A dire il vero, lavorare sulla riconciliazione era complesso anche prima di questa guerra: «Il governo israeliano ha deciso di bandirci dalle scuole ben prima del 7 ottobre. Lavoravamo con studenti e insegnanti da vent’anni, portando un israeliano e un palestinese nelle classi delle superiori. Gli studenti potevano ascoltare la storia di un palestinese, confrontarsi con il suo senso di perdita, potevano porsi reciprocamente delle domande».
Parents Circle era l’unica ong israelo-palestinese ammessa nelle scuole. «Itamar Ben Gvir, leader dei coloni, aveva fatto di tutto per ostacolarci», ci ricorda Damelin. «Una volta diventato ministro, insieme al titolare dell’Istruzione, ha fatto in modo di bandirci. Abbiamo cominciato a organizzare i nostri incontri fuori dalle scuole e, nel frattempo, stiamo cercando di impugnare quel divieto davanti alla Corte suprema».

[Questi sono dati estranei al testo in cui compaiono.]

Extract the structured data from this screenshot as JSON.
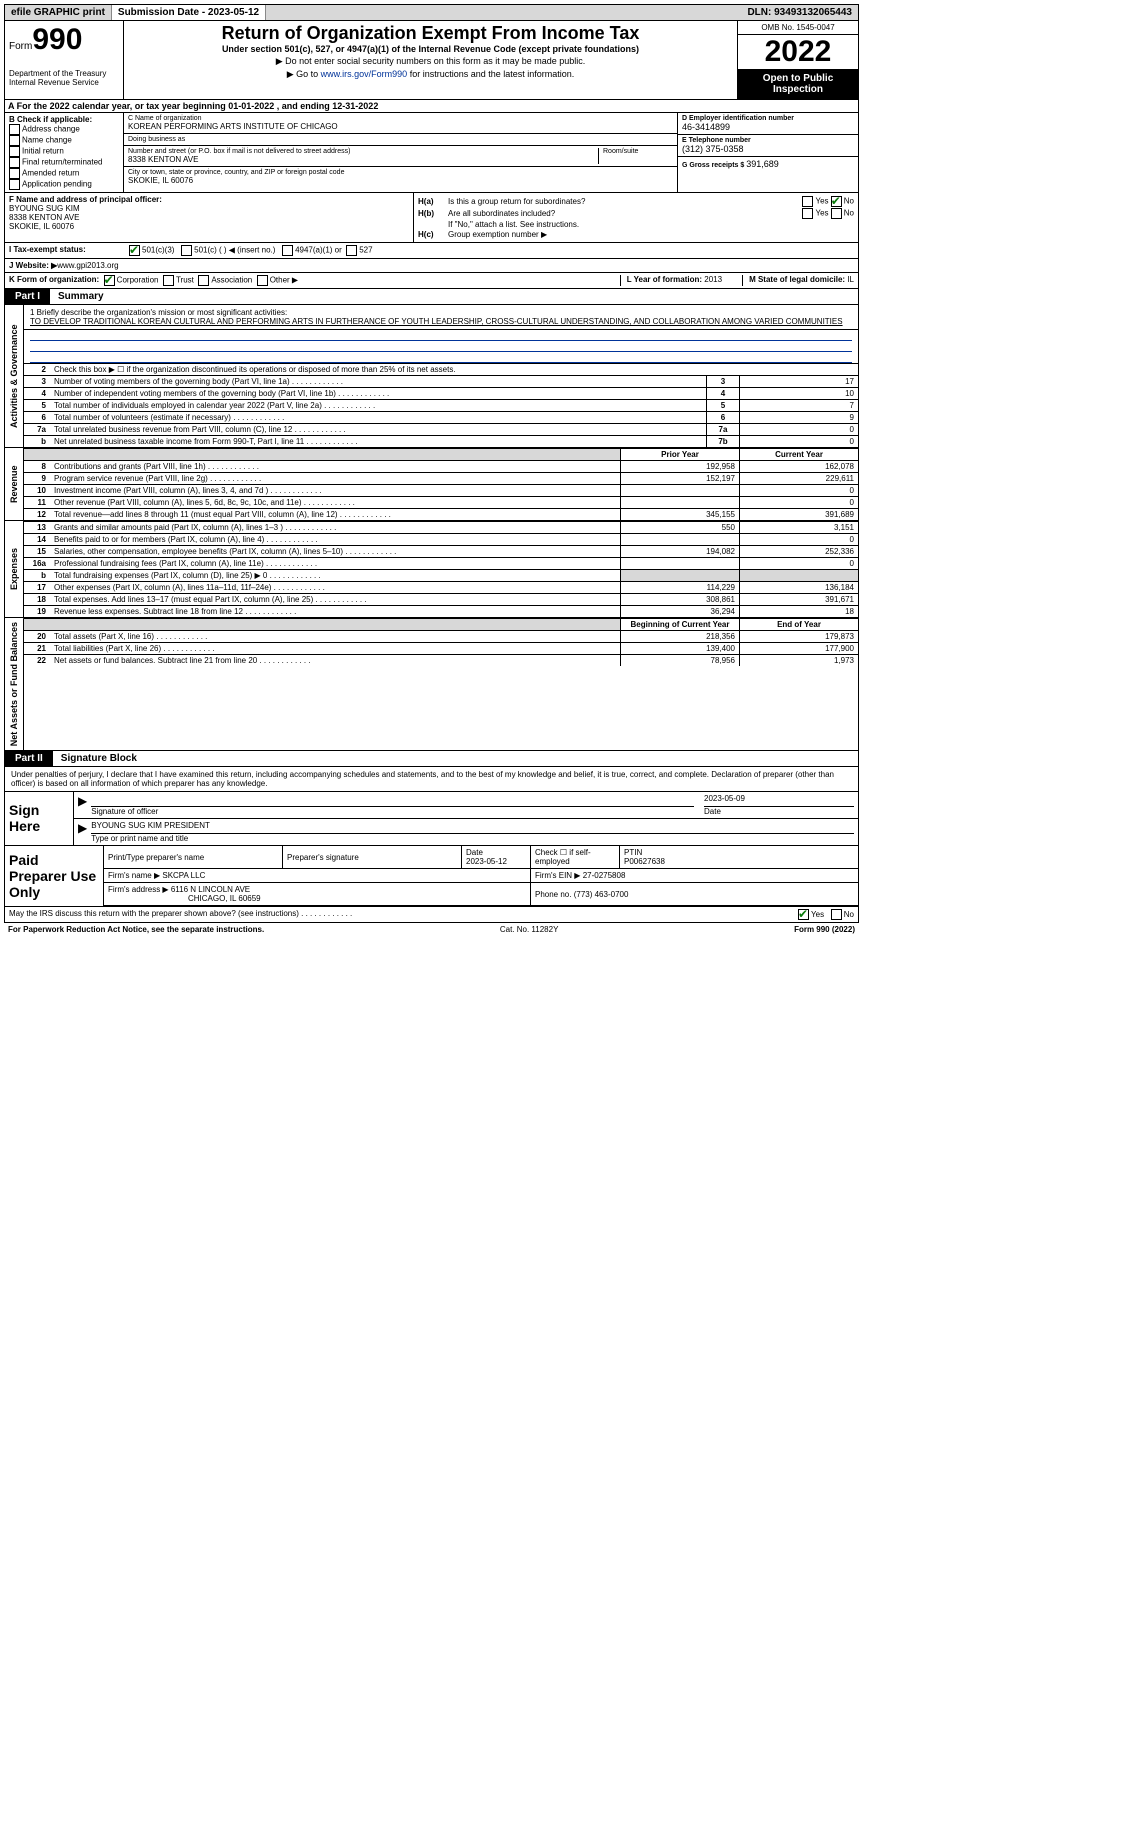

Non è la prima volta che l’associazione si appella alla Corte. «Ogni anno celebriamo il Joint Memorial Day, organizzato dai Combatants for Peace e dal Parents Circle-Families Forum», una Giornata della Memoria in cui, a Tel Aviv, si commemorano i morti di entrambe le parti. «Negli ultimi anni il governo, per pressioni di Avigdor Lieberman (fondatore e leader del partito della destra radicale, ndr), del primo ministro Benjamin Netanyahu e di Yoav Gallant (ex comandante dell’Idf e ministro della Difesa, ndr), ha provato a impedircelo. Ogni volta ci siamo rivolti alla Corte suprema e abbiamo vinto». Il governo ha anche tentato di fermare il campo estivo: partecipano 50 giovani palestinesi e israeliani tra i 14 e i 18 anni.
Cosa resta oggi? Un messaggio che Layla e Robi ripetono alla fine di ogni incontro: «Raccontate a tutti ciò che avete sentito: ciascuno di voi può fare la differenza». Intrecciando le piccole storie (individuali) e le grandi Storie (dei popoli).